With kids dying, Anthony Rizzo will not stick to baseball

Professional baseball players tend to be conservatives who know how to keep quiet about things that might divide their fans.

Anthony Rizzo, star of the Chicago Cubs, doesn’t care about any of that.

He’s been outspoken since the shooting at his high school alma mater in Florida but he’s come out with his strongest comments to date after the “sliming” of the survivors of the shooting.

“I think they’re losers. That’s what I think, to be honest,’’ he told reporters in the dugout before today’s game, reacting to the assault on the students that has nothing to do with the issues they’re raising. “You hear all these things and it’s like, ‘How can you even say this? Where’s your heart? Where’s your sense of sympathy?’ It’s as real as it gets. If you don’t think it’s real, go there. It’s crazy to hear that.’’

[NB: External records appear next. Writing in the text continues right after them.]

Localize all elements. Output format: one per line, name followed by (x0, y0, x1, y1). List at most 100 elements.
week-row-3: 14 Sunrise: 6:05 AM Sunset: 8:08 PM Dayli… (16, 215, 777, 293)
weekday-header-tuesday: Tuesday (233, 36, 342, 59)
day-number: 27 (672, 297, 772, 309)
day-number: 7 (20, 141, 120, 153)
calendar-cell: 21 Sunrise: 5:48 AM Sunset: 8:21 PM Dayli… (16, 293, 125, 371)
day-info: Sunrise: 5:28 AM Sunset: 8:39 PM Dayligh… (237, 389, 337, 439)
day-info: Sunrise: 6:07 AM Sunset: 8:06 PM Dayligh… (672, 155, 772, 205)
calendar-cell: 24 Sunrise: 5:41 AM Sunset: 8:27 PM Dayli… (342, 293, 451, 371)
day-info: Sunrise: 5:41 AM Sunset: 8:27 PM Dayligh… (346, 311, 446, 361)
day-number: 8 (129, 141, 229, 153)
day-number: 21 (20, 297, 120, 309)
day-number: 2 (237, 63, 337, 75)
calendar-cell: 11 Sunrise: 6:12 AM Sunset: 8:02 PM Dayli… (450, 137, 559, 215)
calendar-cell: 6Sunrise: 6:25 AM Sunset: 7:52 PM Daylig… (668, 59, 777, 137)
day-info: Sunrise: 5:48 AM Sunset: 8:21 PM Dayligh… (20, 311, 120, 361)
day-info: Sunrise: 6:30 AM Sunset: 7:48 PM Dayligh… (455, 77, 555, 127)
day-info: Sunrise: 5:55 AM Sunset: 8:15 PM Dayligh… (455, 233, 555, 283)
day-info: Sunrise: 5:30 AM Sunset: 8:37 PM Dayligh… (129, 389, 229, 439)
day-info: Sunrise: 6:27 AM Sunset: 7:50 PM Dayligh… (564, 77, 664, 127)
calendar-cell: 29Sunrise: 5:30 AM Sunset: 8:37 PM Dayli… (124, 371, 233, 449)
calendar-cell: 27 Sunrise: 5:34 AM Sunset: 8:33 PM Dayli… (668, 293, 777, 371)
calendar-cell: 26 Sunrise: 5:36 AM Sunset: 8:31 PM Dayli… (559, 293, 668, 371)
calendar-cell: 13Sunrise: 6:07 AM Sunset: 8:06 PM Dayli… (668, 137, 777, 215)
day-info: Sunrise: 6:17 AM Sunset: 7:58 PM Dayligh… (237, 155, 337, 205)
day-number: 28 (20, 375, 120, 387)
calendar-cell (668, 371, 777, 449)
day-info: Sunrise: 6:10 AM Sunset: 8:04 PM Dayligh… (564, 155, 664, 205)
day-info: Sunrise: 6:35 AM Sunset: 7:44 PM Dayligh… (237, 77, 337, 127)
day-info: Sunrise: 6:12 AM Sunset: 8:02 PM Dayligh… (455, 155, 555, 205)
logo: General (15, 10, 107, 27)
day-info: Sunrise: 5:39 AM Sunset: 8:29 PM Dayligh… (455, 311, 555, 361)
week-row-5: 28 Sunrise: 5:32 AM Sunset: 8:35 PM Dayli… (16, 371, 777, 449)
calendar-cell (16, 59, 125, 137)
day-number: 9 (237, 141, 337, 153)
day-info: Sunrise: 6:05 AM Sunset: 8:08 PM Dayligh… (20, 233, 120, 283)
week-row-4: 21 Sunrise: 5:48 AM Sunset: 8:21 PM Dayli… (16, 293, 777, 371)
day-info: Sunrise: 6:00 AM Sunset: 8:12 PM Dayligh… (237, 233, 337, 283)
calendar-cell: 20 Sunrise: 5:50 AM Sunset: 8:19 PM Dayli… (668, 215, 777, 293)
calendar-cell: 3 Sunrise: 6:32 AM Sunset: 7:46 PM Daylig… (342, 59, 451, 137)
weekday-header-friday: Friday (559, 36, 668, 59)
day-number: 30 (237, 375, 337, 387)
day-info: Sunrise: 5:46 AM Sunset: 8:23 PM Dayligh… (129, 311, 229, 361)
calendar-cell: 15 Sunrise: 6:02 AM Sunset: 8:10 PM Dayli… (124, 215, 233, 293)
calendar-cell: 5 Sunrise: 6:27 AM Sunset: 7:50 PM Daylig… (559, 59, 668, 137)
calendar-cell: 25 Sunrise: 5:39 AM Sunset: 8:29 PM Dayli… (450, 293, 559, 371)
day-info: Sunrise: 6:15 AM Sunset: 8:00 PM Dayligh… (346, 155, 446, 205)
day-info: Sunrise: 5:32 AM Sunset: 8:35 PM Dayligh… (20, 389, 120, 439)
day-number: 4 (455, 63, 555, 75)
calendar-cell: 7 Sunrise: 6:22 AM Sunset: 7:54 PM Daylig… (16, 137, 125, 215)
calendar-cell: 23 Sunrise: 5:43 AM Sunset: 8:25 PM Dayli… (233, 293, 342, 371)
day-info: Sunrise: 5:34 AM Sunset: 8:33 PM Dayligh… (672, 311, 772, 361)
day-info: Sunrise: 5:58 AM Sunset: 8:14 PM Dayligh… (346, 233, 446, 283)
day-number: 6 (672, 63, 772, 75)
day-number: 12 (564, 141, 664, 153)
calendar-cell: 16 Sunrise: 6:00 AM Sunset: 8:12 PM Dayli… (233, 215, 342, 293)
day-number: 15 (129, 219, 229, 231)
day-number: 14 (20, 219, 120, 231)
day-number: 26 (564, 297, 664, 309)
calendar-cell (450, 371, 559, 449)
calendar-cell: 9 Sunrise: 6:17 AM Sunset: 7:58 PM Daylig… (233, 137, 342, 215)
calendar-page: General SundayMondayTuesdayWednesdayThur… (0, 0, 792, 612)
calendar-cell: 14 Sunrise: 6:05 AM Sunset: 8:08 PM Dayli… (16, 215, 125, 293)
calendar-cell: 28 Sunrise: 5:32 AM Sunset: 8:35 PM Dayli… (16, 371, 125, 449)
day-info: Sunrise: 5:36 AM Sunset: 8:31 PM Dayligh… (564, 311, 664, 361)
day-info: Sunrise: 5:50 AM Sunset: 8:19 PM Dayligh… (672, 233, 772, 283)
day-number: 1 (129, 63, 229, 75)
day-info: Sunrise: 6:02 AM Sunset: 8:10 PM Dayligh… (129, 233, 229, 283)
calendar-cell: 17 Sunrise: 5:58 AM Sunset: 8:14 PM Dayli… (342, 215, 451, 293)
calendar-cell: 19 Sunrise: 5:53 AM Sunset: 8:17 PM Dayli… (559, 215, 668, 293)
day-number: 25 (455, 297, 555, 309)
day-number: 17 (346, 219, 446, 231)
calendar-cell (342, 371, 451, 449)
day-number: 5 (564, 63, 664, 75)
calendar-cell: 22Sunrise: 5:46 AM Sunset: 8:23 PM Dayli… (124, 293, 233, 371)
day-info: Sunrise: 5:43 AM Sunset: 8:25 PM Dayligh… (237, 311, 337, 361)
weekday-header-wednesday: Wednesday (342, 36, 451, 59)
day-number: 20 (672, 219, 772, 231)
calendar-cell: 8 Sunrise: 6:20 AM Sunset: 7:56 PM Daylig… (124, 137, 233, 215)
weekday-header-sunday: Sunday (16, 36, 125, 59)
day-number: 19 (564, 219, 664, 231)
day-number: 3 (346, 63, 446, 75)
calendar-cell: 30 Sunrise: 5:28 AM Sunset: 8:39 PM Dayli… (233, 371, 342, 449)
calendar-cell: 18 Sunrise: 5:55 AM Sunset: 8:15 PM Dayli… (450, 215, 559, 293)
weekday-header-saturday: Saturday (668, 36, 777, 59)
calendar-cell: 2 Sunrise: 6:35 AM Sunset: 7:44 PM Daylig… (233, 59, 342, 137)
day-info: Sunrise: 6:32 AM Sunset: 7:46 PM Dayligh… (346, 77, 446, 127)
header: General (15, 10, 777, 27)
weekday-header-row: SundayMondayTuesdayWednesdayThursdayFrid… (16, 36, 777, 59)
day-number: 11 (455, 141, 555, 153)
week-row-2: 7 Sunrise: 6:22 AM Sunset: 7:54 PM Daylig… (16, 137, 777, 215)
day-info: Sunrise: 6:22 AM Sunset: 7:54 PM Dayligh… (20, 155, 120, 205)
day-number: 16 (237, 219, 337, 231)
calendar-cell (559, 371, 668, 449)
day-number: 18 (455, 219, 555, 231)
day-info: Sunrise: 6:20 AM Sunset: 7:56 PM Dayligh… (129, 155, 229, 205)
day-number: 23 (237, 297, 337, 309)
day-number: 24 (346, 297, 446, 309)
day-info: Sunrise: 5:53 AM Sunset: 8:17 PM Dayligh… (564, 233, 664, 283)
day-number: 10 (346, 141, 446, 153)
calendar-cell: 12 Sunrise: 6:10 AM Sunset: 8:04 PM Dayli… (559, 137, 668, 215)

“You’ve got these extremists,’’ he said. “You’ve got the people who are going for all the gun laws and they’re going to the full extreme. Then you’ve got the other side that is defending them that is going full extreme that we’re taking away rights.

“I don’t think that’s the message. I think the message is somewhere in the middle that everyone can agree on. For them to get bullied on Twitter by someone with strong fingers, I think it’s pretty funny. I know for a fact that they’re not going to let anything affect them and their mission because what they’re doing is bigger than themselves. It’s for a lot of people.’’

Before the game, all the Cubs players wore Stoneman-Douglas T-shirts as they took batting practice.

Meanwhile, conservative talk show host Laura Ingraham apologized for cyberbullying David Hogg, one of the outspoken survivors. Yesterday she criticized him for not getting into four colleges with a 4.2 GPA.

Ingraham’s apology came shortly after Hogg published a list of her program’s sponsors, including Minneapolis-based SleepNumber.